Others are less sanguine, recognising the potential for sufficiently advanced artificially intelligent systems to restore the first-strike advantage for nuclear powers, the potential for badly-programmed killer robots to run amok, and the potential for misuse by dictators and terrorists. Elon Musk (who has described artificial intelligence research as “summoning the demon”) joined a large number of AI researchers, scientists and companies signing a pledge to forgo the development of lethal autonomous weapons in July 2018:

“We the undersigned agree that the decision to take a human life should never be delegated to a machine. There is a moral component to this position, that we should not allow machines to make life-taking decisions for which others – or nobody – will be culpable. There is also a powerful pragmatic argument: lethal autonomous weapons, selecting and engaging targets without human intervention, would be dangerously destabilizing for every country and individual. Thousands of AI researchers agree that by removing the risk, attributability, and difficulty of taking human lives, lethal autonomous weapons could become powerful instruments of violence and oppression, especially when linked to surveillance and data systems. Moreover, lethal autonomous weapons have characteristics quite different from nuclear, chemical and biological weapons, and the unilateral actions of a single group could too easily spark an arms race that the international community lacks the technical tools and global governance systems to manage. Stigmatizing and preventing such an arms race should be a high priority for national and global security.”
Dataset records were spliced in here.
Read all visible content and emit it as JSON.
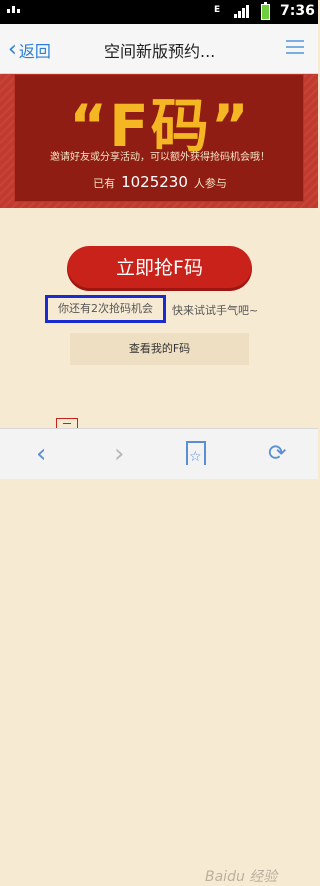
{
  "status_bar": {
    "network_label": "E",
    "time": "7:36"
  },
  "nav": {
    "back_label": "返回",
    "title": "空间新版预约..."
  },
  "banner": {
    "headline": "“F码”",
    "invite_text": "邀请好友或分享活动，可以额外获得抢码机会哦！",
    "participants_prefix": "已有",
    "participants_count": "1025230",
    "participants_suffix": "人参与"
  },
  "actions": {
    "grab_button_label": "立即抢F码",
    "chances_text": "你还有2次抢码机会",
    "hint_text": "快来试试手气吧~",
    "view_button_label": "查看我的F码"
  },
  "toolbar": {
    "back_glyph": "‹",
    "forward_glyph": "›",
    "refresh_glyph": "⟳"
  },
  "watermark": {
    "text": "Baidu 经验"
  }
}
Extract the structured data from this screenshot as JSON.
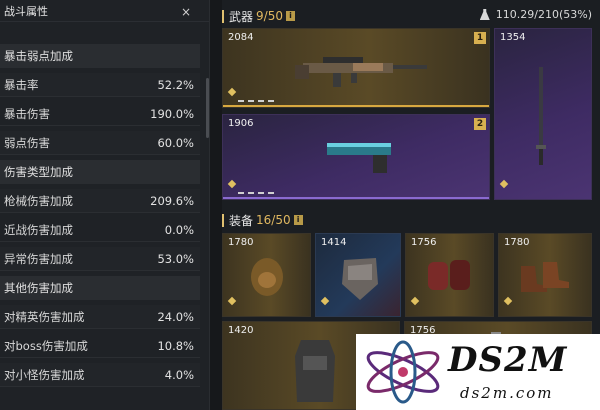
{
  "stats_panel": {
    "title": "战斗属性",
    "close_label": "×",
    "rows": [
      {
        "type": "section",
        "label": "暴击弱点加成",
        "value": ""
      },
      {
        "type": "item",
        "label": "暴击率",
        "value": "52.2%"
      },
      {
        "type": "item",
        "label": "暴击伤害",
        "value": "190.0%"
      },
      {
        "type": "item",
        "label": "弱点伤害",
        "value": "60.0%"
      },
      {
        "type": "section",
        "label": "伤害类型加成",
        "value": ""
      },
      {
        "type": "item",
        "label": "枪械伤害加成",
        "value": "209.6%"
      },
      {
        "type": "item",
        "label": "近战伤害加成",
        "value": "0.0%"
      },
      {
        "type": "item",
        "label": "异常伤害加成",
        "value": "53.0%"
      },
      {
        "type": "section",
        "label": "其他伤害加成",
        "value": ""
      },
      {
        "type": "item",
        "label": "对精英伤害加成",
        "value": "24.0%"
      },
      {
        "type": "item",
        "label": "对boss伤害加成",
        "value": "10.8%"
      },
      {
        "type": "item",
        "label": "对小怪伤害加成",
        "value": "4.0%"
      }
    ]
  },
  "weapons": {
    "title": "武器",
    "count": "9/50",
    "info_icon": "i",
    "weight": "110.29/210(53%)",
    "cards": [
      {
        "power": "2084",
        "slot": "1",
        "icon": "rifle-icon"
      },
      {
        "power": "1354",
        "slot": "",
        "icon": "sword-icon"
      },
      {
        "power": "1906",
        "slot": "2",
        "icon": "pistol-icon"
      }
    ]
  },
  "gear": {
    "title": "装备",
    "count": "16/50",
    "info_icon": "i",
    "cards": [
      {
        "power": "1780",
        "icon": "helmet-icon"
      },
      {
        "power": "1414",
        "icon": "mask-icon"
      },
      {
        "power": "1756",
        "icon": "gloves-icon"
      },
      {
        "power": "1780",
        "icon": "boots-icon"
      },
      {
        "power": "1420",
        "icon": "vest-icon"
      },
      {
        "power": "1756",
        "icon": "bag-icon"
      }
    ]
  },
  "watermark": {
    "brand": "DS2M",
    "domain": "ds2m.com"
  }
}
Slaughterbots, a video released by the Future of Life Institute in 2017 dramatises a scenario in which inexpensive microdrones, used in combination with facial recognition technology and shaped explosives, wreak havoc in the near future, as they are deployed to assassinate huge numbers of political targets with impunity. Unlike nuclear warheads, the software which powers autonomous weapons systems would be relatively easy to leak, copy and distribute. Drones over Gatwick airport two weeks ago may only have caused three days of disruption, but they might also foreshadow a chilling future in which weapons of mass destruction are available to anyone with the will and better-than-average technical abilities.

The Institute’s pledge also calls on governments to implement “strong international norms, regulations and laws against lethal autonomous weapons”. At present, 26 nations have explicitly endorsed a call for a ban on lethal autonomous weapons systems. Five states have explicitly rejected such a ban: France, Israel, Russia, the United States, and the United Kingdom, all of whom are among the world’s top ten arms exporters. Unfortunately, the world may need to face the AI equivalent of a Hiroshima or Nagasaki before there’s enough of a public outcry to cause these countries to work towards an international treaty. But by then, it may already be too late.